"Gil Vicente na Horta" no Teatro Nacional D. Maria II

"Gil Vicente na Horta" estreia hoje, na sala estúdio do Teatro Nacional D.ª Maria II, em Lisboa, assinalando os 500 anos da estreia da farsa "O velho da horta", na corte de D. Manuel I.

"O corpo central é o texto de 'O velho da horta", de Gil Vicente, que é genial, e, como todos os clássicos, está sempre atual; mas eu aproveito a altura em que o 'Velho' desmaia, para soltar uns diabretes vicentinos que, usando o texto de 'Todo o Mundo e Ninguém', fazem entrar cenas de diferentes outras peças de Gil Vicente", explicou à Lusa João Mota, que encena a peça.

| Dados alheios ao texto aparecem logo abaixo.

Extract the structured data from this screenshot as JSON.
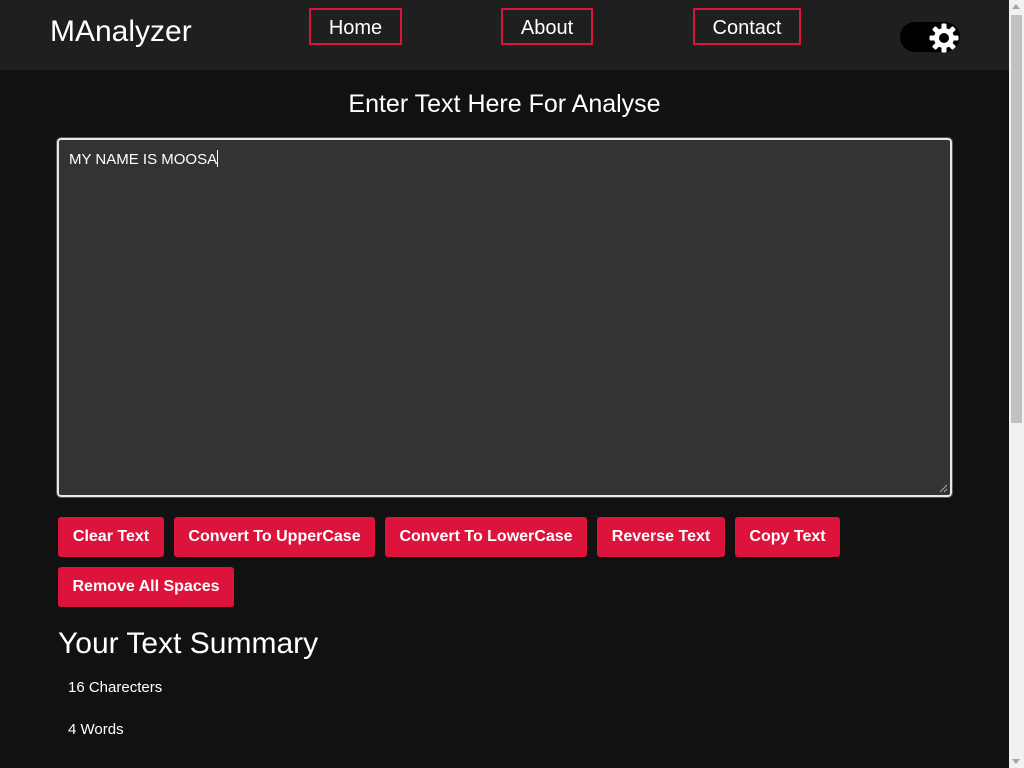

O "Auto da Alma", "Farsa de Inês Pereira", "Auto da Índia", "Auto da Barca do Inferno", "Inverno Verão" e "Auto da Feira" são algumas das peças de Gil Vicente, autor português do Renascimento, na transição entre a Idade Média e a Moderna, que João Mota também utiliza.

"O velho entretanto acorda, voltamos ao espírito da peça, de um velho que quer comprar a juventude, e espantosamente, quando tanto se debate a eutanásia, este 'Velho' evoca o amor que teve, colocando uma rosa na lapela, fecha o caso e afirma: 'eu vou morrer' - e morre".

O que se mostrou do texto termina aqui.